RECENTLY ADOPTED ACCOUNTING PRONOUNCEMENTS
In June 2016, the FASB issued ASU 2016-13, Financial Instruments - Credit Losses, (“ASU 2016-13”). ASU 2016-13 changes the impairment model for most financial assets and certain other instruments, including trade and other receivables, available for-sale debt securities, held-to-maturity debt securities and loans, and requires entities to use a new forward-looking expected loss model that will result in the earlier recognition of an allowance for losses. This update is effective for fiscal years beginning after December 15, 2019, including interim periods within those fiscal years. Early adoption is permitted for a fiscal year beginning after December 15, 2018, including interim periods within that fiscal year. Entities apply the standard’s provisions as a cumulative-effect adjustment to retained earnings as of the beginning of the first reporting period in which the guidance is adopted. As of January 1, 2020, we adopted the new standard with no material impact of credit losses to our trade and other receivables, held-to-maturity debt securities and retained earnings included in our condensed consolidated financial statements.

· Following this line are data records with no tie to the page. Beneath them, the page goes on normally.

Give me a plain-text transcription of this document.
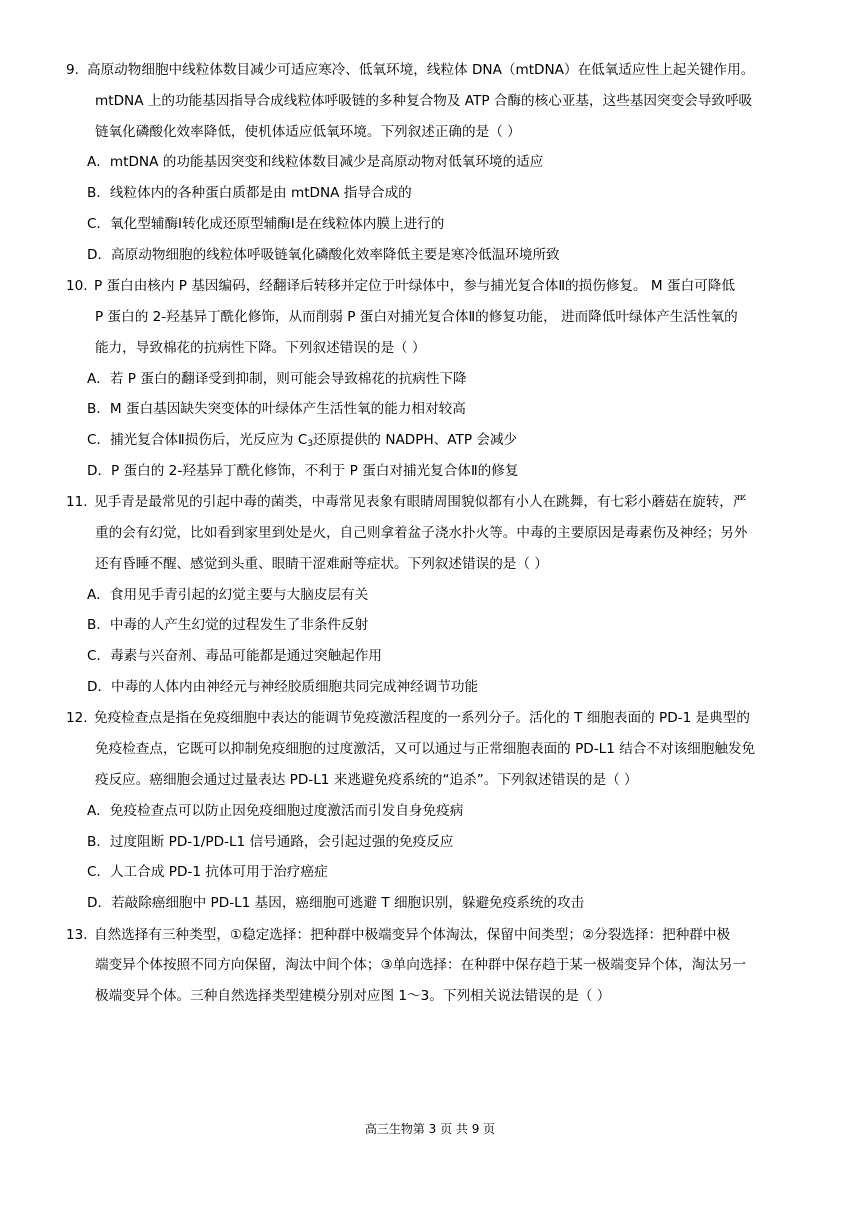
9. 高原动物细胞中线粒体数目减少可适应寒冷、低氧环境，线粒体 DNA（mtDNA）在低氧适应性上起关键作用。
mtDNA 上的功能基因指导合成线粒体呼吸链的多种复合物及 ATP 合酶的核心亚基，这些基因突变会导致呼吸
链氧化磷酸化效率降低，使机体适应低氧环境。下列叙述正确的是（ ）
A．mtDNA 的功能基因突变和线粒体数目减少是高原动物对低氧环境的适应
B．线粒体内的各种蛋白质都是由 mtDNA 指导合成的
C．氧化型辅酶Ⅰ转化成还原型辅酶Ⅰ是在线粒体内膜上进行的
D．高原动物细胞的线粒体呼吸链氧化磷酸化效率降低主要是寒冷低温环境所致
10. P 蛋白由核内 P 基因编码，经翻译后转移并定位于叶绿体中，参与捕光复合体Ⅱ的损伤修复。 M 蛋白可降低
P 蛋白的 2-羟基异丁酰化修饰，从而削弱 P 蛋白对捕光复合体Ⅱ的修复功能， 进而降低叶绿体产生活性氧的
能力，导致棉花的抗病性下降。下列叙述错误的是（ ）
A．若 P 蛋白的翻译受到抑制，则可能会导致棉花的抗病性下降
B．M 蛋白基因缺失突变体的叶绿体产生活性氧的能力相对较高
C．捕光复合体Ⅱ损伤后，光反应为 $C_3$还原提供的 NADPH、ATP 会减少
D．P 蛋白的 2-羟基异丁酰化修饰，不利于 P 蛋白对捕光复合体Ⅱ的修复
11. 见手青是最常见的引起中毒的菌类，中毒常见表象有眼睛周围貌似都有小人在跳舞，有七彩小蘑菇在旋转，严
重的会有幻觉，比如看到家里到处是火，自己则拿着盆子浇水扑火等。中毒的主要原因是毒素伤及神经；另外
还有昏睡不醒、感觉到头重、眼睛干涩难耐等症状。下列叙述错误的是（ ）
A．食用见手青引起的幻觉主要与大脑皮层有关
B．中毒的人产生幻觉的过程发生了非条件反射
C．毒素与兴奋剂、毒品可能都是通过突触起作用
D．中毒的人体内由神经元与神经胶质细胞共同完成神经调节功能
12. 免疫检查点是指在免疫细胞中表达的能调节免疫激活程度的一系列分子。活化的 T 细胞表面的 PD-1 是典型的
免疫检查点，它既可以抑制免疫细胞的过度激活，又可以通过与正常细胞表面的 PD-L1 结合不对该细胞触发免
疫反应。癌细胞会通过过量表达 PD-L1 来逃避免疫系统的“追杀”。下列叙述错误的是（ ）
A．免疫检查点可以防止因免疫细胞过度激活而引发自身免疫病
B．过度阻断 PD-1/PD-L1 信号通路，会引起过强的免疫反应
C．人工合成 PD-1 抗体可用于治疗癌症
D．若敲除癌细胞中 PD-L1 基因，癌细胞可逃避 T 细胞识别，躲避免疫系统的攻击
13. 自然选择有三种类型，①稳定选择：把种群中极端变异个体淘汰，保留中间类型；②分裂选择：把种群中极
端变异个体按照不同方向保留，淘汰中间个体；③单向选择：在种群中保存趋于某一极端变异个体，淘汰另一
极端变异个体。三种自然选择类型建模分别对应图 1～3。下列相关说法错误的是（ ）
高三生物第 3 页 共 9 页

RECENTLY ISSUED ACCOUNTING PRONOUNCEMENTS
Accounting for Income Taxes
In December 2019, the FASB issued ASU 2019-12, Simplifying the Accounting for Income Taxes, ("ASU 2019-12") which simplifies the accounting for income taxes, eliminates certain exceptions within ASC 740, Income Taxes, and clarifies certain aspects of the current guidance to promote consistency among reporting entities. The new standard is effective for fiscal years beginning after December 15, 2020. Most amendments within the standard are required to be applied on a prospective basis, while certain amendments must be applied on a retrospective or modified retrospective basis. The Company does not expect adoption of this standard to have a material effect on the Company’s consolidated financial statements.